Outstanding doctoral theses receive awards at DESY

Association of the Friends and Supporters of DESY presents doctoral students’ prize

From left: DESY Director Helmut Dosch, awardees Alexander Knetsch and Stefan Zeller, Friedrich-Wilhelm Büßer, Chairperson of the VFFD (photo: DESY/B. Stachowske).

Alexander Knetsch and Stefan Zeller have been awarded the 2018 doctoral students’ prize by the Association of the Friends and Supporters of DESY (VFFD). The prize was presented to them yesterday evening as part of DESY’s Science Day in recognition of their excellent doctoral theses.

Alexander Knetsch studied physics at the Technical University of Darmstadt from 2007, and was awarded his master’s degree in laser plasma physics by the GSI Helmholtz Centre for Heavy Ion Physics in 2013. In the interim, Knetsch, who was born in Rio de Janeiro, studied at the Universidade de São Paulo in Brazil for five months. He completed his doctoral thesis entitled “Acceleration of laser-injected electron beams in an electron-beam driven plasma wakefield accelerator”, in the field of accelerator physics at DESY and the University of Hamburg. In it, he examines the development of new types of plasma accelerators which are driven by electron beams. With their high accelerating fields, these not only have the potential to drastically reduce the size of future accelerators; new high-quality electron beams can also be formed in the plasma wake of a driving electron beam. This means that the plasma can at the same time serve as a source of particles for electron beams displaying unique properties. In the course of his PhD research, Alexander Knetsch was able to demonstrate experimentally two injection methods for this at the SLAC National Laboratory in California. In the meantime, Alexander Knetsch has become a fellow at DESY in the field of experimental particle physics.

Stefan Zeller, from Frankfurt, started studying physics in 2005 at the Goethe University in Frankfurt.
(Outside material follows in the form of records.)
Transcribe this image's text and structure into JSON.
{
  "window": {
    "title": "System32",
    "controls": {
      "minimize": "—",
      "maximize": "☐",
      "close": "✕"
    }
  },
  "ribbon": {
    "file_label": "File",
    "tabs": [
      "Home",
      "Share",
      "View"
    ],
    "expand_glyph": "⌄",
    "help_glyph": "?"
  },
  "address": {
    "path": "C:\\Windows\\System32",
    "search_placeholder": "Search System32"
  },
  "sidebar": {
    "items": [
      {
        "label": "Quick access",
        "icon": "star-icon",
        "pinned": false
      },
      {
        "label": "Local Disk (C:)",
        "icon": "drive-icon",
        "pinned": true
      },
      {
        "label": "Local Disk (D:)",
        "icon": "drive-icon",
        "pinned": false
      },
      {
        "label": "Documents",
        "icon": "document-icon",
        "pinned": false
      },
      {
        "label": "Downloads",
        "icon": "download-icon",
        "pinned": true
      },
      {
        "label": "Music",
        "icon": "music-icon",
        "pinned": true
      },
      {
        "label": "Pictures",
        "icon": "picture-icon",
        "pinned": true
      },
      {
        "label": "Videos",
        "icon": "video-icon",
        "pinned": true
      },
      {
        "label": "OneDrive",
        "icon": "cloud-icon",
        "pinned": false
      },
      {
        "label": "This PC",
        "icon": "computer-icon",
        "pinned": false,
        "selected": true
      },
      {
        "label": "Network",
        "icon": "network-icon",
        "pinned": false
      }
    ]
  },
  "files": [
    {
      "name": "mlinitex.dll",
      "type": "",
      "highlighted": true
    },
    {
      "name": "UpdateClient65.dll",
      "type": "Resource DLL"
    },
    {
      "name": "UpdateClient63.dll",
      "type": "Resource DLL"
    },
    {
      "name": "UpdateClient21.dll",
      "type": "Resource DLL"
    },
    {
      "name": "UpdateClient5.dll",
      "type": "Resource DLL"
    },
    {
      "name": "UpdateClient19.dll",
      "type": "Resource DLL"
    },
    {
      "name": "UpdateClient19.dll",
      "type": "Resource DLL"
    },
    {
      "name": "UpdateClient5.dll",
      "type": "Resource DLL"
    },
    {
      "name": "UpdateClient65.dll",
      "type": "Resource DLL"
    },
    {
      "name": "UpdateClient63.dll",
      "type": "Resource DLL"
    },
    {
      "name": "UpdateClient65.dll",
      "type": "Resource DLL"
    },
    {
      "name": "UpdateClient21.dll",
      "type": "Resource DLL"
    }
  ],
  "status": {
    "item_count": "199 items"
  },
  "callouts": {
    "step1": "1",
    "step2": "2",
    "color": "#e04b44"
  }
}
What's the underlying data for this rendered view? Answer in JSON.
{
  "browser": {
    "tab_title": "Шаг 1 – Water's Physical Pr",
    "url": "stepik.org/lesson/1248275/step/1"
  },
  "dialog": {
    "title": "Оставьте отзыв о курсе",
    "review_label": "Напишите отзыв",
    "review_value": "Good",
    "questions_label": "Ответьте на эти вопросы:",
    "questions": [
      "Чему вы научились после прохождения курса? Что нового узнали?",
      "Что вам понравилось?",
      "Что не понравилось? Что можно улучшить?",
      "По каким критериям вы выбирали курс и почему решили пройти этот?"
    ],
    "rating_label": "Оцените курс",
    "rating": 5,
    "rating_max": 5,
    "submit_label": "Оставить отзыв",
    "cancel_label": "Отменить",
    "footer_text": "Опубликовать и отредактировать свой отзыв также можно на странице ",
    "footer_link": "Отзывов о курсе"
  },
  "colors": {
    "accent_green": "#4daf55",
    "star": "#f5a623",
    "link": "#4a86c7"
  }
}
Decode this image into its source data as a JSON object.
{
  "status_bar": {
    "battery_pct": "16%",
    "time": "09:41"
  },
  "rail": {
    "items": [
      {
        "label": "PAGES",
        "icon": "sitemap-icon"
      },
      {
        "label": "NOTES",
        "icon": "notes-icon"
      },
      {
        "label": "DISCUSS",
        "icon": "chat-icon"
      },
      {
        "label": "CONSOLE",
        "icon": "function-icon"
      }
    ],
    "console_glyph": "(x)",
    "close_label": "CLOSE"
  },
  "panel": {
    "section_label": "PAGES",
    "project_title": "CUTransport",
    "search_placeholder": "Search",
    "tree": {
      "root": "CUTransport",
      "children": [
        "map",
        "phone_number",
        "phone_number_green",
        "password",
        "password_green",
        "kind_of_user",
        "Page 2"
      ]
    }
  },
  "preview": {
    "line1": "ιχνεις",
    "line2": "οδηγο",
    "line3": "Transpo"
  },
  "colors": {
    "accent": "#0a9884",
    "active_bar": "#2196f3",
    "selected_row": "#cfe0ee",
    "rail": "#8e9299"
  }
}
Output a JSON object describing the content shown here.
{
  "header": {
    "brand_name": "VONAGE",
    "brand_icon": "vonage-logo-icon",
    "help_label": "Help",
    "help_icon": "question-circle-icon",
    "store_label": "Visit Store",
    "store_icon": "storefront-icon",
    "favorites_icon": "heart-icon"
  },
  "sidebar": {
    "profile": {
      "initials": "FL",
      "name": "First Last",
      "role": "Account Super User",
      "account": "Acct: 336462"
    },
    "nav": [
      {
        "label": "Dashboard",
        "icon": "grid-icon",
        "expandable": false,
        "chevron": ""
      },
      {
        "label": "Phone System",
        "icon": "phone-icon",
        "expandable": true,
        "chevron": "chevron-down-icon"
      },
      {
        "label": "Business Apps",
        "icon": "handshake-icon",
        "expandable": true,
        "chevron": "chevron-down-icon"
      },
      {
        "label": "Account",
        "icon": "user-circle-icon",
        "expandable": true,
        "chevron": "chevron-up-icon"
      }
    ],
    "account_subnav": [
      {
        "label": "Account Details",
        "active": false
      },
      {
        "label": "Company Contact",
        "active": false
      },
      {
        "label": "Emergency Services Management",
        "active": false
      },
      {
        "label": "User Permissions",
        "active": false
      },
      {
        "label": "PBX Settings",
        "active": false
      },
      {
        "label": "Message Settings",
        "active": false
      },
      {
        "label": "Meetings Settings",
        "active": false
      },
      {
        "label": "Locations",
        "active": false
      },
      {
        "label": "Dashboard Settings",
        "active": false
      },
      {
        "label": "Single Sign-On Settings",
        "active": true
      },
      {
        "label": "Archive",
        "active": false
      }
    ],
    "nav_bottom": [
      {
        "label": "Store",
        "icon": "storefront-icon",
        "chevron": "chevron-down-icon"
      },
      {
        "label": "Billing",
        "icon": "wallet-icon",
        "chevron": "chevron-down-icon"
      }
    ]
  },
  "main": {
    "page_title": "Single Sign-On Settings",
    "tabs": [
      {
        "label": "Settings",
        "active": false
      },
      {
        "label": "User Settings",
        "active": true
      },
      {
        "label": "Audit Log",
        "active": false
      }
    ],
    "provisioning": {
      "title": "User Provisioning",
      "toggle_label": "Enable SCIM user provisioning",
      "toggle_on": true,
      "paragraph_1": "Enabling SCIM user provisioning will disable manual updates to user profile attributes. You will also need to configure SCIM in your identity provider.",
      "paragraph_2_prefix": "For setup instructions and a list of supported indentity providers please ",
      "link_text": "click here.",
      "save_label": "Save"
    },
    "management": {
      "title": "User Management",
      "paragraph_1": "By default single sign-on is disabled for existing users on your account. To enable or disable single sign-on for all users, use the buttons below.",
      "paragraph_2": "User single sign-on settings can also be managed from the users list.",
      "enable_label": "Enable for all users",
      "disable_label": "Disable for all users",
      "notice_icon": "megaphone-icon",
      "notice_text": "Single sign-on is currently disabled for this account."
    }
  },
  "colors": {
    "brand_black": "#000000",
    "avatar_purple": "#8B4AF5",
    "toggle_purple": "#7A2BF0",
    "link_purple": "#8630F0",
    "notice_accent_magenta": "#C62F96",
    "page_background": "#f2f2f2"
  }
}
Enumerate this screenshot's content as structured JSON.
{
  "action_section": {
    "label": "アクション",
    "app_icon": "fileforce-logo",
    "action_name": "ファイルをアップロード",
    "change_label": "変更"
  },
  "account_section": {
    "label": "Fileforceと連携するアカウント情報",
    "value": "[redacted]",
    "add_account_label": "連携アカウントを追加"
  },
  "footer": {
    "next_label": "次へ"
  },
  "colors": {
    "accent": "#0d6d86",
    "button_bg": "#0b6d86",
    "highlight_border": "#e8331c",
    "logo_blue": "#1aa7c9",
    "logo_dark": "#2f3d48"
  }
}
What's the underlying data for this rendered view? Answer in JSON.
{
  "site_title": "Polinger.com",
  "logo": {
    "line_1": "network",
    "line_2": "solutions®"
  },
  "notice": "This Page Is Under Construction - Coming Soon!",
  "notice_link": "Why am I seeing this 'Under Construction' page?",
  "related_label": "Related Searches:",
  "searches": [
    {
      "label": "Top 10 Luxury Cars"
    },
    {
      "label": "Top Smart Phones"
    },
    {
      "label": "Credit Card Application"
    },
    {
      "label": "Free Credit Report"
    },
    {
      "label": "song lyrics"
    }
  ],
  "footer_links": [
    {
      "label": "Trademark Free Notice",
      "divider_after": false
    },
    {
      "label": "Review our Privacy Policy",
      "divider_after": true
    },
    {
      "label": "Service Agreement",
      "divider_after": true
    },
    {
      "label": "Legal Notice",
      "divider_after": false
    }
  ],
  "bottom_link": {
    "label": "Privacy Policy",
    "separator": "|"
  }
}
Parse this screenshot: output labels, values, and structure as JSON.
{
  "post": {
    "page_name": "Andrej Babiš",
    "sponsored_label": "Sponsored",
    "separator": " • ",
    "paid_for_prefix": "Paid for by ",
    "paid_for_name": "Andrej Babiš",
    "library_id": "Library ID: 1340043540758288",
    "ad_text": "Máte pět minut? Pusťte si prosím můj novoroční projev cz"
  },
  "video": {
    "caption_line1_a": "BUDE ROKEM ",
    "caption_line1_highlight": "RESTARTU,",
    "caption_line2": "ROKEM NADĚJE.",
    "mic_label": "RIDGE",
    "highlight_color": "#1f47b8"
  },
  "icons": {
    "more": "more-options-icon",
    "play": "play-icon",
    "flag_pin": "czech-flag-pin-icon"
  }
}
In 2012, he was awarded his master’s degree for a paper in the field of nuclear, molecular and ion physics. He received a doctoral scholarship from the Helmholtz International Centre FAIR (Facility for Antiproton and Ion Research) and took part in the programme of the Helmholtz Graduate School for Hadron and Ion Research. In 2016, he was awarded the Helmholtz Prize for Precision Measurement in Fundamental Research for measuring the binding energies of molecular quantum halos with nanoelectronvolt precision. In his doctoral thesis entitled “The Helium Dimer”, which Zeller wrote at the Goethe University in Frankfurt, he used the free-electron laser FLASH to measure the distribution of atoms along the weakest naturally existing bond between two helium atoms. Although it was known that two helium atoms form an extremely large molecule, no one had yet actually managed to observe the structure of these ultra-cold helium molecules. The group of scientists working with Stefan Zeller used the extreme brightness of FLASH to remove electrons from the helium molecule in a carefully controlled way, while measuring its shape with extreme precision. The same technology can be applied to many other molecules having an even more mysterious structure.